Averaged-DQN was proposed in Averaged-DQN: Variance Reduction and Stabilization for Deep Reinforcement Learning. Averaged-DQN is a simple extension to the DQN algorithm, based on averaging previously learned Q-values estimates, which leads to a more stable training procedure and improved performance by reducing approximation error variance in the target values. Compare to the Double DQN which also tackles with overestimation proiblem, averaged-DQN tries for a different road but reaches the same goal, provides more analysis to the reason behinds.

Quick Facts¶

Averaged-DQN is a model-free and value-based RL algorithm.
Averaged-DQN only support discrete action spaces.
Averaged-DQN is an off-policy algorithm.
Usually, Averaged-DQN uses eps-greedy for exploration.

Key Equations or Key Graphs¶

The Q function update difference can be divided into three parts:

\[\begin{split}\begin{aligned} \Delta_{i} &= Q(s,a; \theta_{i})- Q^{*}(s,a) \\ &= \underbrace{Q(s,a; \theta_{i} )- y_{s,a}^{i}}_{Target Approximation Error}+ \underbrace{y_{s,a}^{i}- \hat{y}_{s,a}^{i}}_{Overestimation Error}+ \underbrace{\hat{y}^{i}_{s,a} - Q^{*}(s,a)}_{Optimality Difference} \end{aligned}\end{split}\]

where the target network \(Q(s,a; \theta_{i})\) is the value function of DQN at iteration \(i\), \(y_{s,a}^i\) is the DQN target, and \(\hat{y}_{s,a}^i\) is the true target. Despite the optimality difference, both kinds of errors take a place in boosting overestimation.

The target approximation error (TAE) is the error when minimizling DQN loss between learned \(Q(s,a; \theta_i)\) and \(y_{s,a}^i\). It could be caused by sub-optimality of \(\theta_i\) due to the inexact minimization, the limited reprezentation power of DQN (mode error), and generalization error from unseen state-action pairs out of the finite ER buffer. Finally, it would cause a deviations from a policy to a worse one.

The overestimation error (OE) is first derived from TAE or random factors such as noise or initialization, but severely magnifies this start error by booststrap in TD updateing process. The Double DQN itackles the overestimation problem by breaking this booststrap mechanism and brings OE down.

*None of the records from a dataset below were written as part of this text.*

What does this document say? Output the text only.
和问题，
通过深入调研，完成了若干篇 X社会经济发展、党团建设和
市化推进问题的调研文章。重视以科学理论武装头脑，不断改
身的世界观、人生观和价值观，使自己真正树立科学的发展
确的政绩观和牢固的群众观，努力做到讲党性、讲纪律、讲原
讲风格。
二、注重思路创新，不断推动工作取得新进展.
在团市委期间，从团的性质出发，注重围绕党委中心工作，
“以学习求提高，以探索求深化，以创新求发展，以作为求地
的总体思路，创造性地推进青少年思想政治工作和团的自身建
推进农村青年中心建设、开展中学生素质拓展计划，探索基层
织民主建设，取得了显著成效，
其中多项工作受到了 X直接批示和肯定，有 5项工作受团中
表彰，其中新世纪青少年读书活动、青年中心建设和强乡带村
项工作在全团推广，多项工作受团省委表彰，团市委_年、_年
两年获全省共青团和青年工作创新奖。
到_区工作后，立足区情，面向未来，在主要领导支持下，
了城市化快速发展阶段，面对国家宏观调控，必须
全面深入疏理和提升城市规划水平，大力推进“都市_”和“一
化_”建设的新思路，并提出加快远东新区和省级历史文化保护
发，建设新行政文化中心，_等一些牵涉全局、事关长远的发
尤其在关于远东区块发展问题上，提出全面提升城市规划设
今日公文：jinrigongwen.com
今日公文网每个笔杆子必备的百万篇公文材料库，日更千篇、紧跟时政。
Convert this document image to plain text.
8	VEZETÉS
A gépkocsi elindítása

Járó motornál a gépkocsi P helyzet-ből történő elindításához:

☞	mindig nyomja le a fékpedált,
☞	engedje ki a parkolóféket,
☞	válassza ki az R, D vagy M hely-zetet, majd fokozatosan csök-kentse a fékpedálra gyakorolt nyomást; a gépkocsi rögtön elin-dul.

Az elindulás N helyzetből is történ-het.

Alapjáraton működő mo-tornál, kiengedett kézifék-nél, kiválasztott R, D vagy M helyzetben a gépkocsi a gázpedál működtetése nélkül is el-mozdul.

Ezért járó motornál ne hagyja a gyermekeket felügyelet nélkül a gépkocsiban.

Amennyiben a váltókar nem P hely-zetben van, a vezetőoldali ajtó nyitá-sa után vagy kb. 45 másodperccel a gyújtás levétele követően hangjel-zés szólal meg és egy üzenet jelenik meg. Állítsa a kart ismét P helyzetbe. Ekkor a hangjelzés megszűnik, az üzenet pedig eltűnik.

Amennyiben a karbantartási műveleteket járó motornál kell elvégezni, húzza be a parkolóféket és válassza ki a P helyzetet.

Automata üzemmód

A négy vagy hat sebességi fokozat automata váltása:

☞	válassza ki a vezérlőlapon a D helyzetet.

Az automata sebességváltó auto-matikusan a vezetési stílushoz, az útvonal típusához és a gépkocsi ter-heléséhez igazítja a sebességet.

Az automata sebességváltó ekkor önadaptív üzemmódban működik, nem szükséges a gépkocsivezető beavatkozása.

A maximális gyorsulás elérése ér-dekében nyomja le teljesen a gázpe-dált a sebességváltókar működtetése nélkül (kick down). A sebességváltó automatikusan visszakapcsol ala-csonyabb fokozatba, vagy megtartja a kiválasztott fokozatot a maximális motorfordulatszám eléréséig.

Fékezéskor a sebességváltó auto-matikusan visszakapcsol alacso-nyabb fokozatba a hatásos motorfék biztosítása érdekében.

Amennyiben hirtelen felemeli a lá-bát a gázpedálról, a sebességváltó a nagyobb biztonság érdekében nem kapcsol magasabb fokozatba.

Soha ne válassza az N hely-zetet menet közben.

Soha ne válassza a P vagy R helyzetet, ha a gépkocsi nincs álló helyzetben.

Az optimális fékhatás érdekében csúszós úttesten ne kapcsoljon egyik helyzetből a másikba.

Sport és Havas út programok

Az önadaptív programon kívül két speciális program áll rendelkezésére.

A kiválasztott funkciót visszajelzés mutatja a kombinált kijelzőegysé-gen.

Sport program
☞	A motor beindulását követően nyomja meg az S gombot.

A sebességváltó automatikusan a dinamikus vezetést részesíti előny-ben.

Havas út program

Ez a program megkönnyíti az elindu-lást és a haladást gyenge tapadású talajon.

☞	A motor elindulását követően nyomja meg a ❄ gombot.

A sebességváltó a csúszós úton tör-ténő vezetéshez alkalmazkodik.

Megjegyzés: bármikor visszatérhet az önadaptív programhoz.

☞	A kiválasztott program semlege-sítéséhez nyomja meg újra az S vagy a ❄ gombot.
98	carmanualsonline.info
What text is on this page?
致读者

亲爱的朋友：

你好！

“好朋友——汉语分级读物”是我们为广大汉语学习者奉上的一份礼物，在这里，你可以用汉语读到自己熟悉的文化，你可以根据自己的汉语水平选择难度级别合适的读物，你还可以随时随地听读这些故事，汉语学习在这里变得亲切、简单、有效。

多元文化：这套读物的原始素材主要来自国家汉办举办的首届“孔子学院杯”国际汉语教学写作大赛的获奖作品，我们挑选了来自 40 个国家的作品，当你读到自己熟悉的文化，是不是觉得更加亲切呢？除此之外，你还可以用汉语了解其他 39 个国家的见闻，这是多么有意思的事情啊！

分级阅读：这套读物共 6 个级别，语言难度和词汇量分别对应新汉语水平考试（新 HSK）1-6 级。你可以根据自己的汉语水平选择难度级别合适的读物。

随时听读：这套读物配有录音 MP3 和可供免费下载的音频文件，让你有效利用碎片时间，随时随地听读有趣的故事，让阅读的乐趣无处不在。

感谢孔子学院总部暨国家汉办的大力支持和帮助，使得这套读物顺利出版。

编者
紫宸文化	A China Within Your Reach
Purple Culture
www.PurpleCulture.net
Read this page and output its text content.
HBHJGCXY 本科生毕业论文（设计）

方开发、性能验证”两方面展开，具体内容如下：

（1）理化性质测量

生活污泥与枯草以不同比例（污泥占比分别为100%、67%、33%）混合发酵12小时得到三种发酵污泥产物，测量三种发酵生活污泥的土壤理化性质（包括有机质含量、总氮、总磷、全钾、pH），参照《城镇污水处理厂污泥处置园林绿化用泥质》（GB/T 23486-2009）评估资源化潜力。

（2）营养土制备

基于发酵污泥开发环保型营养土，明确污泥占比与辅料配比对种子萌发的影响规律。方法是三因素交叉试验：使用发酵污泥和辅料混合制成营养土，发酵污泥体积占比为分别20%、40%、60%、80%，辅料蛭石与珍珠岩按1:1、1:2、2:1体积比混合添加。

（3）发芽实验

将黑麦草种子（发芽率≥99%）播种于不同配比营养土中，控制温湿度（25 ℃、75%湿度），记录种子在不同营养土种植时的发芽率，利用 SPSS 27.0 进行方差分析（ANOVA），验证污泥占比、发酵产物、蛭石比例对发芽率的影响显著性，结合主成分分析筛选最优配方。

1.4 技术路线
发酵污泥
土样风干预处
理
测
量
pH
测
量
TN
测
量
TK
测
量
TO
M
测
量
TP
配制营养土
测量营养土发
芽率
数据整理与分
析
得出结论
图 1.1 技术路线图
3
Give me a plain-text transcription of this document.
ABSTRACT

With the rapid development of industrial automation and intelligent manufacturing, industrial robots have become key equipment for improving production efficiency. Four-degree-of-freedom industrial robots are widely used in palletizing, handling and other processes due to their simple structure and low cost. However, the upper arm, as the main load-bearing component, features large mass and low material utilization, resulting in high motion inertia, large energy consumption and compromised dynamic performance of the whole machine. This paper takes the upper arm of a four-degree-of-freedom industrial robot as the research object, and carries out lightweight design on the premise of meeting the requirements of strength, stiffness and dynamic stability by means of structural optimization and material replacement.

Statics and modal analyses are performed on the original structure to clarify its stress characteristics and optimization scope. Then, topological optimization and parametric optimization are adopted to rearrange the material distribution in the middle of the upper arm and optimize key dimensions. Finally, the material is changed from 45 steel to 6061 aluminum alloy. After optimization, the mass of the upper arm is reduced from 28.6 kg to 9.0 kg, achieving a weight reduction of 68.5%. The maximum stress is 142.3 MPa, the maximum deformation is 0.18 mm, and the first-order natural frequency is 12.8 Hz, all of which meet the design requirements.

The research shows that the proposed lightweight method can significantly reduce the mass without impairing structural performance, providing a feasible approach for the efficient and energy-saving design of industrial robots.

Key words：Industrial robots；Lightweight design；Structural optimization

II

Averaged-DQN focus on the original error TAE and try to control it into a minimum limits, which would also disadvantage the developments of OE. By averaging DQN’s results with its meta parameter \(K\) previous version, the value variance could be brought down to \(\frac{1}{K}\) of DQN’s.

Pseudo-code¶

Compared to DQN, averaged-DQN needs \(K\)-fold more forward passes through a Q-network and its previous \(K\) versions while minimizing the DQN loss (line 7), but back-propagation updates remains the same as in DQN. The output of the algorithm is the averaged over the last \(K\) previously learned Q-networks.

Extensions¶

Averaged-DQN can be combined with:

PER (Prioritized Experience Replay)
Double (target) Network

Implementation¶

To be merged

Benchmark¶

Reference¶

Oron Anschel, Nir Baram, and Nahum Shimkin. 2017. Averaged-DQN: variance reduction and stabilization for deep reinforcement learning. In Proceedings of the 34th International Conference on Machine Learning - Volume 70 (ICML’17). JMLR.org, 176–185.
Mnih, Volodymyr, et al. “Human-level control through deep reinforcement learning.” nature 518.7540 (2015): 529-533.
Van Hasselt, H., Guez, A., & Silver, D. (2016, March). Deep reinforcement learning with double q-learning. In Proceedings of the AAAI conference on artificial intelligence (Vol. 30, No. 1).